The Supreme Court is today expected to hear an appeal by former Finance Minister Ignatius Chombo, who is battling to stop his trial on charges of criminal abuse of office.
Chombo (67), is seeking a permanent stay of prosecution on the basis of alleged torture by the army.
The appeal was prompted by the High Court's decision to throw out his application for a permanent stay of prosecution.
In dismissing Chombo's application, the court ruled that his alleged abduction by members of the Zimbabwe National Army during Operation Restore Legacy in November 2017 was not meant to extract a confession for criminal offences against him. Chombo, who is now being represented by Professor Lovemore Madhuku, is facing a string of cases involving high-level corruption, fraud and criminal nuisance.
Following his arrest and his subsequent appearance in court on criminal charges, Chombo petitioned the High Court last year, seeking an order to compel the National Prosecuting Authority (NPA) and its boss Prosecutor-General Kumbirai Hodzi to permanently suspend his prosecution, alleging violation of his constitutional rights as enshrined in the Bill of Rights. He claimed to have been tortured at the hands of military personnel. The then High Court judge Justice Nicholas Mathonsi found no merit in the application. He made a finding that the circumstances under which Chombo was "raided, handcuffed, blindfolded and frog-marched to a vehicle which took him to an unknown place where he was held captive for almost nine days", was not refuted in a meaningful way.

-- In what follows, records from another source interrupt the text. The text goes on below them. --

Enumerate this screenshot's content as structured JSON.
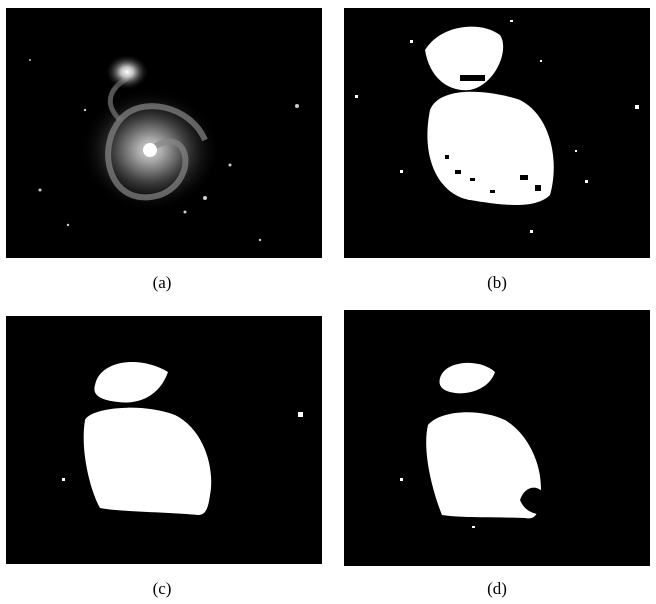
{
  "panels": [
    {
      "label": "(a)"
    },
    {
      "label": "(b)"
    },
    {
      "label": "(c)"
    },
    {
      "label": "(d)"
    }
  ]
}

He also found that the ill-treatment infringed Chombo's constitutional rights as claimed, but raised the question whether or not the appropriate remedy should be an order for permanent stay of prosecution.

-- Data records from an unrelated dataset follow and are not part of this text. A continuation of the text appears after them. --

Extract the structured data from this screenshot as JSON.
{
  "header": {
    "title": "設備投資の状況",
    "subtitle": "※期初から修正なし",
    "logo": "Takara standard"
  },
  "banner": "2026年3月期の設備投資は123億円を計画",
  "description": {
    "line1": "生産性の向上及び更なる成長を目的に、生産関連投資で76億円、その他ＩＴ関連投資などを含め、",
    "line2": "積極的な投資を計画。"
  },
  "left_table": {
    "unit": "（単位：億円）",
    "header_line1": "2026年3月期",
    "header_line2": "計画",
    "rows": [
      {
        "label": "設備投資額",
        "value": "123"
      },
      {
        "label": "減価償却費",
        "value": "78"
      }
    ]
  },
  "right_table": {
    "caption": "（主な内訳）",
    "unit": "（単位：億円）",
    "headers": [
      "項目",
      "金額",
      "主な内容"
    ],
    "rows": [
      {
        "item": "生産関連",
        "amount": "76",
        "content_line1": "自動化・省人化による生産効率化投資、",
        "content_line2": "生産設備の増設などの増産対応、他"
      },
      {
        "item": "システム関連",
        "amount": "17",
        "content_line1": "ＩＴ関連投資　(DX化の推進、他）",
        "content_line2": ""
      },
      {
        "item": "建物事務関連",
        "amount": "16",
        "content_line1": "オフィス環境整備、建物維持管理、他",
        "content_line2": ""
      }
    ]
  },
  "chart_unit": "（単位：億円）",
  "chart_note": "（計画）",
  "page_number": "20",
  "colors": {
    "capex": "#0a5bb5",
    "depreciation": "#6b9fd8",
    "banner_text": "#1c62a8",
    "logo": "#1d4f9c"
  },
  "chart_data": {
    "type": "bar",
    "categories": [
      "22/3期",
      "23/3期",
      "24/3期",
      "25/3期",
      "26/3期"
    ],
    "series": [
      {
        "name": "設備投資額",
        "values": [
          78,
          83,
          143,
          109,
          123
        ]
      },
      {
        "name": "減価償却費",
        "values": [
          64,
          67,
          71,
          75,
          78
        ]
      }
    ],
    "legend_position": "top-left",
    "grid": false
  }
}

At the end, Justice Mathonsi found it appropriate to dismiss Chombo's application on the basis of the law principle that, "where the torture or ill-treatment of an accused person prior to charges being preferred against him or her has not resulted in a confession or the extraction of evidence sought to be used by the prosecution at the criminal trial, but the prosecution is relying on other evidence not obtained illegally, the accused person is not entitled to an order of permanent stay of prosecution even though he or she was ill-treated or tortured".